I will be the first one to admit I don't like kids. So I never interacted much with his kid. We realized fairly early that there was just no way I was going to get along with his ex wife and kid. When he asked me to marry him we knew this came with a huge decision on what to do about his kid.
My husband being tied down to the city because of a kid and me wanting to travel the world and teach wasn't going to work. In the end he is going to sign over all parental right to his ex wife and wont be paying child support. (Ex wife agreed to this condition on account they don't get along and been trying to find a new father figure for his son anyways and has been yelling at him to abandon his son for years)
I know his family hates me just for marrying him and having a simple dislike for kids. They say "I will always be nothing" and " nothing I ever do will be as good as his first son." (I just stay away from the whole situation. But I did try to get along with the kid in the beginning) My husbands family will most likely disown us when he signs the papers. I have been told over and over again that I'm evil. As much as this is not ideal I don't think I deserved to told I'm nothing the day before my wedding and continuously reminded nothing I ever do will be good enough.

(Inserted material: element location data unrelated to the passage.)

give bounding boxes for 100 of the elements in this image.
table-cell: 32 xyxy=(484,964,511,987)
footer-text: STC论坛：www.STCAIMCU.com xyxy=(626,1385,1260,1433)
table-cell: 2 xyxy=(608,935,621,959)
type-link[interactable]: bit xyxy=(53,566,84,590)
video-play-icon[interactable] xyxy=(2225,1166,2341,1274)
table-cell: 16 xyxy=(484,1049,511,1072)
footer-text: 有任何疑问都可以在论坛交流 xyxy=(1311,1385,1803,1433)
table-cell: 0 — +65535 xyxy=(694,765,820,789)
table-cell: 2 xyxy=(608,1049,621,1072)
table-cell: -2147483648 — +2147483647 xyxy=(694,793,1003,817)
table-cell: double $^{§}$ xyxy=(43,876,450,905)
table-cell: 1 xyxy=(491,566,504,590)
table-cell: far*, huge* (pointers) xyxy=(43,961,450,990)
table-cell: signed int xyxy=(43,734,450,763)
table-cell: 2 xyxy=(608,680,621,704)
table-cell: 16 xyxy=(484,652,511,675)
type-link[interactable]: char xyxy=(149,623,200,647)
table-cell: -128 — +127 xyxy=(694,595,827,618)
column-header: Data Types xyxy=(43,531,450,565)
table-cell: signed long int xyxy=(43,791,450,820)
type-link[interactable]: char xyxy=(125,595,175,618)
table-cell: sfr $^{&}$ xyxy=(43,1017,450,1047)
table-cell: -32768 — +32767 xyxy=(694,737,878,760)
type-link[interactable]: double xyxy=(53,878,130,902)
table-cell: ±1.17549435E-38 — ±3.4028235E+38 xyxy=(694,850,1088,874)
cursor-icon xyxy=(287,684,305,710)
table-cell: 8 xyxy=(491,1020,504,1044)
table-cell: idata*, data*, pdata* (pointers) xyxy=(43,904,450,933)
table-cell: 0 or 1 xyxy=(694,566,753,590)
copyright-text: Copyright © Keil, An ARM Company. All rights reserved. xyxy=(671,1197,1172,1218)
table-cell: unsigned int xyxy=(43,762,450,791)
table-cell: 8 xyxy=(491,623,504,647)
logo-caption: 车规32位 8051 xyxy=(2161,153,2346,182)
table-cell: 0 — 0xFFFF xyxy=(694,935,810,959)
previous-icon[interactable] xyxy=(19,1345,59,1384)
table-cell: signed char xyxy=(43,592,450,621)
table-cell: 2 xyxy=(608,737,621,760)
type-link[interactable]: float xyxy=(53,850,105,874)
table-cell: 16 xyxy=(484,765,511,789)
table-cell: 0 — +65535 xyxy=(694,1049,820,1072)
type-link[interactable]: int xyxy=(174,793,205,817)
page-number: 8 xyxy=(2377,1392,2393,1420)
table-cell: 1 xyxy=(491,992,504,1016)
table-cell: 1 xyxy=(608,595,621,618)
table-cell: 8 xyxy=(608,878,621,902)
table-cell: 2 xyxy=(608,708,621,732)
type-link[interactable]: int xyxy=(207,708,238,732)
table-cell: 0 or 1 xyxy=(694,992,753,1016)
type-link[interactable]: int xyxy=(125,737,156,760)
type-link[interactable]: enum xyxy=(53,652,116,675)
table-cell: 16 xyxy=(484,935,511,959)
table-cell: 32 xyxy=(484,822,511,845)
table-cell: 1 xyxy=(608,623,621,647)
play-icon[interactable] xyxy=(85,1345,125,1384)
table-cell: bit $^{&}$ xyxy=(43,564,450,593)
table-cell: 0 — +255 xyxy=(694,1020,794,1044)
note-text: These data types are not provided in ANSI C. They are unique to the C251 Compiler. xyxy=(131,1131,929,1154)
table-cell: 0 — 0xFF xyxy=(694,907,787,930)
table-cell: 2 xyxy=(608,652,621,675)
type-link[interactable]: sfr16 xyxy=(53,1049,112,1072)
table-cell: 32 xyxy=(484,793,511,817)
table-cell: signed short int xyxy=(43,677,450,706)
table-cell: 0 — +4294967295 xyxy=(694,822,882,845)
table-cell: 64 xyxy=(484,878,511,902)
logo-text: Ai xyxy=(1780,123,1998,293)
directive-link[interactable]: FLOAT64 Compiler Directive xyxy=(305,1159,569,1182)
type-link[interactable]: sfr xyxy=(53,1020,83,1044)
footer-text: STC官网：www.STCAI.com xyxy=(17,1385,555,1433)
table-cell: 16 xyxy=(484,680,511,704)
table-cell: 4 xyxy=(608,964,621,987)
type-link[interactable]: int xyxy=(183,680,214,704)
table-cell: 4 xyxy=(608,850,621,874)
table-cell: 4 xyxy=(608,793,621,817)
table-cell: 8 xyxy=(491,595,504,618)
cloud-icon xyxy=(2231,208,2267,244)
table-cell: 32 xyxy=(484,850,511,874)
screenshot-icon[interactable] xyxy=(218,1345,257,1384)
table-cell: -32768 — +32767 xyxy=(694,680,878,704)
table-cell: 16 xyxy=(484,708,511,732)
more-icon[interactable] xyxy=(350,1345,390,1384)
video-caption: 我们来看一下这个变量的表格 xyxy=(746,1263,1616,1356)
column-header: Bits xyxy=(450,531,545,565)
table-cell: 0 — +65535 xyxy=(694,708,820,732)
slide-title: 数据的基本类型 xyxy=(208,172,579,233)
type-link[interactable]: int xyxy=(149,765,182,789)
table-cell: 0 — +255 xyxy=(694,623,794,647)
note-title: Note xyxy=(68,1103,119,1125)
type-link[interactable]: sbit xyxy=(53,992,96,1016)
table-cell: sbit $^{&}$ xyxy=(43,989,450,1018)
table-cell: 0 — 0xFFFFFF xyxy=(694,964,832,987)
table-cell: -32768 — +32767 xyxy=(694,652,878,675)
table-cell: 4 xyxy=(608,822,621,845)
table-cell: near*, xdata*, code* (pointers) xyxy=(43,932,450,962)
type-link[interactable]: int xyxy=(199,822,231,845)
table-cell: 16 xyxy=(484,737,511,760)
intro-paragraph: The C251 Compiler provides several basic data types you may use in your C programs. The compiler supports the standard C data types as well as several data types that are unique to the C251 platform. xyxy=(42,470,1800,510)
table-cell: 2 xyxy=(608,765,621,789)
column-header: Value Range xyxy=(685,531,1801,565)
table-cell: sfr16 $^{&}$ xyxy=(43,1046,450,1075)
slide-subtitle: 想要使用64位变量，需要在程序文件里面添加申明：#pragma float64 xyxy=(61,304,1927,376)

Not many people know the feeling of being hated so much for loving someone. I want nothing more then to make my husband happy and so far I have been doing a great job. But I also know my faults and would rather admit them then hide them. I did not force my husband into the decision he made. I said I would walk away at anytime if his son would make him more happy.
I know everyone says put the kids first. But in a first marriage no one wants to be put on the back burner right off the bat. A first marriage isn't supposed to be so soul crushing.
I in no way regret the outcome of this situation and our decisions.(other then maybe my in-laws hating me with a passion) But I would like to hear other peoples opinions on this situation. Am i evil for loving someone who has a kid but also wanting to like my life?
There are many considerations involved in deciding whether to marry someone or not. Given the fact he had a child and you don't like kids, or at least his kid, you should have thought this situation out more.
You come across as a self centred, immature little girl who wants her own way completely.
I think you are too young to be married to someone with the responsibility of being a Father. Children are not disposable pets you can just throw away.
Shame on the both of you for your callous attitudes.